Although Trump’s second travel ban against what is now six majority-Muslim countries has already been stayed by at least two federal judges, a debate over our “porous border” in the light of American crackdowns and deportations is inevitable. It’d be smart to do some thinking ahead of time about how much we’re willing to give up for pre-clearance and other measures that keep borders friendly and trade flowing. Bill C-23, for example, which would give U.S. border guards more power to interrogate Canadians on our soil, is looking a lot less appealing now than during its first reading, given that America’s Department of Homeland Security is now openly hostile to both foreigners and those who seem like they might have foreign-ish values—like Muhammad Ali Jr., the son of an American icon, or a group of volunteer relief-workers from a Hamilton church.

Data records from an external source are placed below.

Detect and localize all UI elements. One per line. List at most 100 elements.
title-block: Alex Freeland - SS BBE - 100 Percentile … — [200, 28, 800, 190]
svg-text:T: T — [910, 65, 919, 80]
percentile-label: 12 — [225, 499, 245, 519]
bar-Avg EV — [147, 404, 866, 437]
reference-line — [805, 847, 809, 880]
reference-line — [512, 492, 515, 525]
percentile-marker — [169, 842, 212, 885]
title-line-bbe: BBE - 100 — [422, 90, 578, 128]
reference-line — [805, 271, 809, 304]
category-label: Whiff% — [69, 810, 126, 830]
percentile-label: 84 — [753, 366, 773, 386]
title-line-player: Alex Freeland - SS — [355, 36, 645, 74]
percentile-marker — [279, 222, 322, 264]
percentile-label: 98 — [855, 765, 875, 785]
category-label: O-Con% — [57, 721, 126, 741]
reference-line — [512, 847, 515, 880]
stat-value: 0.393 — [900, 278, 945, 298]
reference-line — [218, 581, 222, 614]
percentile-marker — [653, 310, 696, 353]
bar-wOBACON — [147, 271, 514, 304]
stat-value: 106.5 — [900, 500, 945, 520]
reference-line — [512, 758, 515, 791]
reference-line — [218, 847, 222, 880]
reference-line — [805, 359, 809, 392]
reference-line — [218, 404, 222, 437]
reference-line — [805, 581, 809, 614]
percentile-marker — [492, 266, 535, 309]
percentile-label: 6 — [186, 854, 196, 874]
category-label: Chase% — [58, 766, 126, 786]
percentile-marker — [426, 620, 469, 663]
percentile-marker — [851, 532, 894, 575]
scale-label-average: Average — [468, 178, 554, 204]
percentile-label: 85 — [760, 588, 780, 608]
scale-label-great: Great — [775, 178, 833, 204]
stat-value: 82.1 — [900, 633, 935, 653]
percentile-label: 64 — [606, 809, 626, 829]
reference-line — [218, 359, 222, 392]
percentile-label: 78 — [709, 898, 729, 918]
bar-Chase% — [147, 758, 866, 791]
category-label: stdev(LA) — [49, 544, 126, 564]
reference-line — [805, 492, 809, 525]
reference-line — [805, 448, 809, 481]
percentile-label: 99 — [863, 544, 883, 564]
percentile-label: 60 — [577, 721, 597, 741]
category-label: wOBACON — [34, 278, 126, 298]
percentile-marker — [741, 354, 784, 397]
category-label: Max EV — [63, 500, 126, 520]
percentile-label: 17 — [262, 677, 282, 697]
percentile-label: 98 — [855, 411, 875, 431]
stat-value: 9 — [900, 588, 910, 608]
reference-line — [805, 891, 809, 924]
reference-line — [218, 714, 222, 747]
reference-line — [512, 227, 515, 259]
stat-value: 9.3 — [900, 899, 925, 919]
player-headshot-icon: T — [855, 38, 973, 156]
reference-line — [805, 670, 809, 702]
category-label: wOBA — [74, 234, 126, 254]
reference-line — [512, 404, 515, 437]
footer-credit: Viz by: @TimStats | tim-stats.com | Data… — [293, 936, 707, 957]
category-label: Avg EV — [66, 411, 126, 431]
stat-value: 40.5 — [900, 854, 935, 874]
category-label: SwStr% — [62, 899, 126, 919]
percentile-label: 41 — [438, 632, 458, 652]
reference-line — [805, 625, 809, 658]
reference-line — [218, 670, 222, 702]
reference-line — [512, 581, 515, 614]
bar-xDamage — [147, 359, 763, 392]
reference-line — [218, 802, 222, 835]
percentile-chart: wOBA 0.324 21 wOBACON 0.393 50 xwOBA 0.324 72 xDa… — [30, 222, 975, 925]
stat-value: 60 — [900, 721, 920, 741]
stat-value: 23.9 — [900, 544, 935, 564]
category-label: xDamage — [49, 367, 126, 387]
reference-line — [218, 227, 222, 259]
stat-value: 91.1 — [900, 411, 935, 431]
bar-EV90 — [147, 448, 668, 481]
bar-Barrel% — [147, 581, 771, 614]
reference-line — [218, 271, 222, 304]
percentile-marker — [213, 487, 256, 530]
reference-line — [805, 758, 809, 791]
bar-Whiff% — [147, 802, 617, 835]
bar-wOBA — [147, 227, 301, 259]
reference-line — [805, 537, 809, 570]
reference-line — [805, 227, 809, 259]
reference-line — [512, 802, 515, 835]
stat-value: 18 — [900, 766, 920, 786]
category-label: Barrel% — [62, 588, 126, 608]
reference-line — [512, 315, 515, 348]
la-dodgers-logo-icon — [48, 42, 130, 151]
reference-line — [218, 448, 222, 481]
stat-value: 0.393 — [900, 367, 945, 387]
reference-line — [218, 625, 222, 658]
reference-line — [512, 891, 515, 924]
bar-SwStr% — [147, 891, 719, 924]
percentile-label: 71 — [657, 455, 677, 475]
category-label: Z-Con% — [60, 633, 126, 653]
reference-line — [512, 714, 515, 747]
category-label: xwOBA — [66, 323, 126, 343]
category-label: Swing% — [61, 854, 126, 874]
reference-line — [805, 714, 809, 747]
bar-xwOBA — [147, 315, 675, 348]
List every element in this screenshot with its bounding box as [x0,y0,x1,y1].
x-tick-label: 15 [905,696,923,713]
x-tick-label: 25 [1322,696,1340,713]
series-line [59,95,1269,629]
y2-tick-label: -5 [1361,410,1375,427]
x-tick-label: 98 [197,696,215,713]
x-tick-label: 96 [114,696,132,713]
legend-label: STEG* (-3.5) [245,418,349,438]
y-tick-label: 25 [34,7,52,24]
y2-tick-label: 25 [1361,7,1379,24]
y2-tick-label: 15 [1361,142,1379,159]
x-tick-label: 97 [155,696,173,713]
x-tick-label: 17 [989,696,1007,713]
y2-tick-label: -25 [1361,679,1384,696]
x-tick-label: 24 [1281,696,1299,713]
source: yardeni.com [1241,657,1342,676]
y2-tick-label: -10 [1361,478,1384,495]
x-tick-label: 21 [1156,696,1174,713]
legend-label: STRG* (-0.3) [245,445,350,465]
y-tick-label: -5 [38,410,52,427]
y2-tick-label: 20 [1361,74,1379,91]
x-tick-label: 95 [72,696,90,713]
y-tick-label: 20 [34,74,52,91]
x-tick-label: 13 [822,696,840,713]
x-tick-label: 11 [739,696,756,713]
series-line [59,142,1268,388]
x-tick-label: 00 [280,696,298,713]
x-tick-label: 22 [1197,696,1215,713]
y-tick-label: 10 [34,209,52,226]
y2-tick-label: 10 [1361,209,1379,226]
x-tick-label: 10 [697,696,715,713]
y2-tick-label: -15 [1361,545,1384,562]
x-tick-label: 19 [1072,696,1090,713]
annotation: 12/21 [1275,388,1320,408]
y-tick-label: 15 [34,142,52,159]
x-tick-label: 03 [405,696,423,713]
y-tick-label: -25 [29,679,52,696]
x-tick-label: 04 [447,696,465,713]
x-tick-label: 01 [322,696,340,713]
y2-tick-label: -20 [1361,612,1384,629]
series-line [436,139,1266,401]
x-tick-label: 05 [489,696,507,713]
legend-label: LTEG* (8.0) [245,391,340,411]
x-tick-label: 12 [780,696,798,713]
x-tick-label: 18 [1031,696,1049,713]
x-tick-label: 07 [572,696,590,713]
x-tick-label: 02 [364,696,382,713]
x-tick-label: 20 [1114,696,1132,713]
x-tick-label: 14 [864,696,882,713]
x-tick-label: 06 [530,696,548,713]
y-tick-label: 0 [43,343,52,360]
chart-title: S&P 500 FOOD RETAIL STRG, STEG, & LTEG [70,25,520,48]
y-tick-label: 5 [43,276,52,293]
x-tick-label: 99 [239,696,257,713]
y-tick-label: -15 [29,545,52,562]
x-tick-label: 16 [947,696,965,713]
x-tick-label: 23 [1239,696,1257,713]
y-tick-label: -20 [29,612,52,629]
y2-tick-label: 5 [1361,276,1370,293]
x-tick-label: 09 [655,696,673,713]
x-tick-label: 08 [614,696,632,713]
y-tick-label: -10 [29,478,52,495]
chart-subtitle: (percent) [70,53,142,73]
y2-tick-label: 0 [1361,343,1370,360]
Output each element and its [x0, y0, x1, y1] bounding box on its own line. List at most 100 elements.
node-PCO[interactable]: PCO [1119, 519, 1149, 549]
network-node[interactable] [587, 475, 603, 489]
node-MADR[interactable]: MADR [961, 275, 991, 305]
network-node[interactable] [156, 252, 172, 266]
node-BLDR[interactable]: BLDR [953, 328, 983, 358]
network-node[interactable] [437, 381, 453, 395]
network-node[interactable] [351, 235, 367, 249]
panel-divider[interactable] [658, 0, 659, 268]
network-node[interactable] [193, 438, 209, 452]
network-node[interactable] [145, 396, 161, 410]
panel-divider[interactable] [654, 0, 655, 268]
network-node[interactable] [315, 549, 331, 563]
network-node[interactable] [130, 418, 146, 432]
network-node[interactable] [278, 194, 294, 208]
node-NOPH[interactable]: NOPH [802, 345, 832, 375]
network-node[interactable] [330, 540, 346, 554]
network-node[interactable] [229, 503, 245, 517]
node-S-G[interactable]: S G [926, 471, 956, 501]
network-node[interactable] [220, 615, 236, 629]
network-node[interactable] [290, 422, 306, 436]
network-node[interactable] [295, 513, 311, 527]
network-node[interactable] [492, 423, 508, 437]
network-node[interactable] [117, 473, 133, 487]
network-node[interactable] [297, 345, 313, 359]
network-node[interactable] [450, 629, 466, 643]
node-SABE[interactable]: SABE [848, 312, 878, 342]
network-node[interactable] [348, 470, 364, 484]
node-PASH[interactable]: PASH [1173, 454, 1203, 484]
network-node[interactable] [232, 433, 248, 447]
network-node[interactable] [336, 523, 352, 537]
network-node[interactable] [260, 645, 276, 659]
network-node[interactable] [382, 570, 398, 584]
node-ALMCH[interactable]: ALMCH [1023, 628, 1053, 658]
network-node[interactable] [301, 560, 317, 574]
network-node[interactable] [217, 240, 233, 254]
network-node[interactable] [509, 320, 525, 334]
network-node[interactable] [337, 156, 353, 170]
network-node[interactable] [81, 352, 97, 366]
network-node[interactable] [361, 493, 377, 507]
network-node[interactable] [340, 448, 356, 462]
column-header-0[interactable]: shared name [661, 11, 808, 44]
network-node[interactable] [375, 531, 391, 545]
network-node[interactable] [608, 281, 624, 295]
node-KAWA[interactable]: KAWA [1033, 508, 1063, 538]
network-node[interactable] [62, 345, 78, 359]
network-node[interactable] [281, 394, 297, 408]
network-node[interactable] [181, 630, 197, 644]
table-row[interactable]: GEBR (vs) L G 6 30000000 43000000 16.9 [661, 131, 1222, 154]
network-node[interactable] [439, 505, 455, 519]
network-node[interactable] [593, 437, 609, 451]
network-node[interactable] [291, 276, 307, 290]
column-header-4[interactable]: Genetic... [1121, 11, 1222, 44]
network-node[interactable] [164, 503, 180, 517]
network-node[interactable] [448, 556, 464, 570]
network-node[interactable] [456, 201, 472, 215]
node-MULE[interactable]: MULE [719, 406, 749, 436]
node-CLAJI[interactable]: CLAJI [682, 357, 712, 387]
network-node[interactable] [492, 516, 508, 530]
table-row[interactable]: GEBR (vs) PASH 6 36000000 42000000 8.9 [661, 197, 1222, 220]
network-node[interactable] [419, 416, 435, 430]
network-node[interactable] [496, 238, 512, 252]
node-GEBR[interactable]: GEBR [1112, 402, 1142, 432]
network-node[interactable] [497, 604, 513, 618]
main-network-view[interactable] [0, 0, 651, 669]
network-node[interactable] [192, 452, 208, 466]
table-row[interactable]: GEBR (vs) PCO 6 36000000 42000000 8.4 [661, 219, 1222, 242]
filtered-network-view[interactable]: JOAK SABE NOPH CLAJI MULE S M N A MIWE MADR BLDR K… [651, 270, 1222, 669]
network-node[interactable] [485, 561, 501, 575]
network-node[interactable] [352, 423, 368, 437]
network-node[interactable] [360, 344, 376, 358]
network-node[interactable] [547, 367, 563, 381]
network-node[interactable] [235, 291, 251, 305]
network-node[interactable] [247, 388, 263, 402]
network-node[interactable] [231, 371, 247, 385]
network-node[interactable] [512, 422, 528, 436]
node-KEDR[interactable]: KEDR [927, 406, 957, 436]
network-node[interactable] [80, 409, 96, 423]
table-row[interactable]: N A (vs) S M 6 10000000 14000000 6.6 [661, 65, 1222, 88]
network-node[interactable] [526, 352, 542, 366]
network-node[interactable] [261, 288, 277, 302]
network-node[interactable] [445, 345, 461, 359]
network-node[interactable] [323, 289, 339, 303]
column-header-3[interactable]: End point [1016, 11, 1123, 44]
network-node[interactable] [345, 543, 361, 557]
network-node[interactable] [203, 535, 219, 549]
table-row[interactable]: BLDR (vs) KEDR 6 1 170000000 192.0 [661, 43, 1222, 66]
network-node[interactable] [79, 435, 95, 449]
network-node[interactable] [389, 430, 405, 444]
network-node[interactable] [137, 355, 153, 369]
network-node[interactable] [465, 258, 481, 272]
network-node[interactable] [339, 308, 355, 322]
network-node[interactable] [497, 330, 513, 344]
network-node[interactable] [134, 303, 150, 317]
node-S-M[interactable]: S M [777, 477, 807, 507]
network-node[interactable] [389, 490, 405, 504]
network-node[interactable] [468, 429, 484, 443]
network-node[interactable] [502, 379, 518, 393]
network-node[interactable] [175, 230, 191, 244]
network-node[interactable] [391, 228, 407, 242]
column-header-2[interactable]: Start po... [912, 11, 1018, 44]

Hindsight, as they say, is 20/20. “Yellow peril” appears absurd to a modern reader, and turning our back on our global obligations for the sake of U.S. trade relations—it seems clear in the light of the present—was an obvious error and egregious abuse of human rights. But these days, we are having something of a Chamberlain moment: in the choice between a free-and-easy border and our obligations to refugees and Latin trade partners, it’s time to choose the latter.

Intolerance and discrimination aren’t cross-border imports. But willingly opening our borders to white nationalism would put us on the wrong side of history—again.